The next Liberal member for Goldstein must be ministerial material but must also be someone the local party members personally know.
Trade Minister Andrew Robb's decision to retire at the election has opened up one of the Victorian Liberal Party's most sought-after seats, but after two outsiders won the past two preselections there is strong mood for the local branches to have a say in who gets the gig.
Goldstein is one of the largest Liberal branches in the state. More than 500 members are expected to be able to vote, and many of them have strong views that a local, someone the membership knows well, should be elected.
So far, two high profile candidates linked to the seat don't live too far from the Goldstein electorate: Human Rights Commissioner Tim Wilson and Georgina Downer, the daughter of former Howard Minister Alexander Downer.
Human Rights Commissioner Tim Wilson addresses the National Press Club of Australia in Canberra on Wednesday 18 February 2015. Photo: Alex Ellinghausen
Local Liberals understood to be considering a tilt include former state MP Elizabeth Miller, Bayside Mayor Felicity Frederico and Marcus Bastiaan.
Mr Bastiaan is seen as a key player because he is electorate chairman. Sources say he has a good grasp of votes in the area and he has been touted as candidate. If he does not run, his support may help get someone else over the line.
Given Goldstein is a Liberal stronghold – Mr Robb holds it with an 11 per cent margin – there is an expectation that the next MP will be ministerial material, or even a future leadership candidate.

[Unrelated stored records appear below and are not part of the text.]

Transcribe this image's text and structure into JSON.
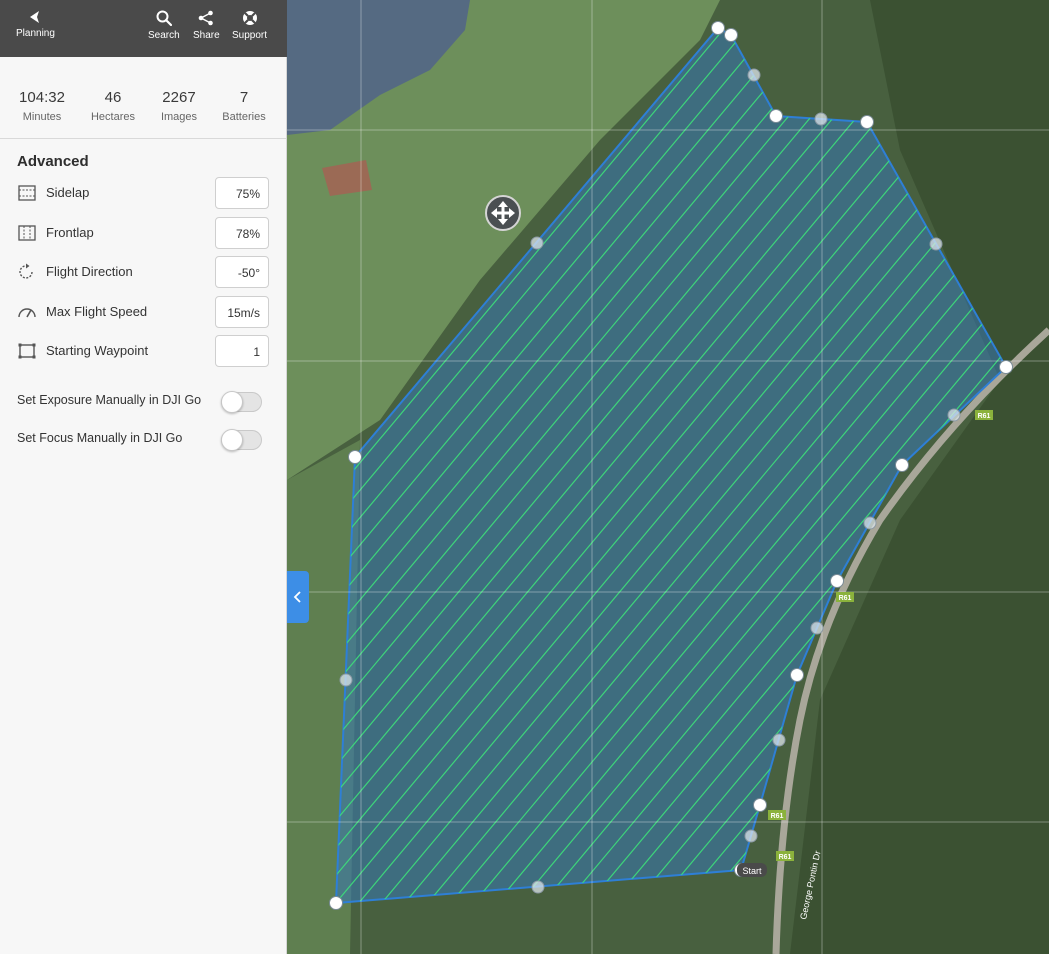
{
  "topbar": {
    "planning_label": "Planning",
    "search_label": "Search",
    "share_label": "Share",
    "support_label": "Support"
  },
  "stats": [
    {
      "value": "104:32",
      "label": "Minutes"
    },
    {
      "value": "46",
      "label": "Hectares"
    },
    {
      "value": "2267",
      "label": "Images"
    },
    {
      "value": "7",
      "label": "Batteries"
    }
  ],
  "advanced": {
    "title": "Advanced",
    "settings": [
      {
        "label": "Sidelap",
        "value": "75%",
        "icon": "sidelap-icon"
      },
      {
        "label": "Frontlap",
        "value": "78%",
        "icon": "frontlap-icon"
      },
      {
        "label": "Flight Direction",
        "value": "-50°",
        "icon": "rotate-icon"
      },
      {
        "label": "Max Flight Speed",
        "value": "15m/s",
        "icon": "speedometer-icon"
      },
      {
        "label": "Starting Waypoint",
        "value": "1",
        "icon": "waypoint-loop-icon"
      }
    ],
    "toggles": [
      {
        "label": "Set Exposure Manually in DJI Go",
        "on": false
      },
      {
        "label": "Set Focus Manually in DJI Go",
        "on": false
      }
    ]
  },
  "map": {
    "start_label": "Start",
    "road_labels": [
      "R61",
      "R61",
      "R61",
      "R61"
    ],
    "street_label": "George Pontin Dr",
    "accent_color": "#3d8ee6",
    "polygon_stroke": "#2e7fd6",
    "flight_line_color": "#3ee07a"
  },
  "colors": {
    "topbar_bg": "#4a4a4a",
    "sidebar_bg": "#f7f7f7",
    "collapse_tab": "#3d8ee6"
  }
}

Georgina Downer during one of her appearances on The Bolt Report.
Ms Downer has backing from Turnbull minister Josh Frydenberg.
But as the state preselection for Kew showed, local branch members will not always follow the wishes of senior figures.
Despite the backing of Premier Denis Napthine and a suite of senior liberal figures, state health minister Mary Wooldridge was defeated by local former mayor Tim Smith in her tilt for the safe state seat of Kew.
Ms Downer's backers concede that this was a problem for Ms Downer in Goldstein, a seat where she had done no work in up until Mr Robb's retirement; instead her ambitions had been centred on Kevin Andrews' seat of Menzies.
Mr Wilson has not officially confirmed his candidacy yet, and to nominate he would have to re-join the Liberal Party and quit or take a leave of absence from his $330,000-plus a year job as Human Rights Commissioner.
It would be politically difficult to return to that post should he lose the contest.
And while the party has been pushing to get more women there is not a groundswell of prominent Liberal women getting in behind Ms Downer.
Some even have privately described her as "an outsider" and "a lightweight".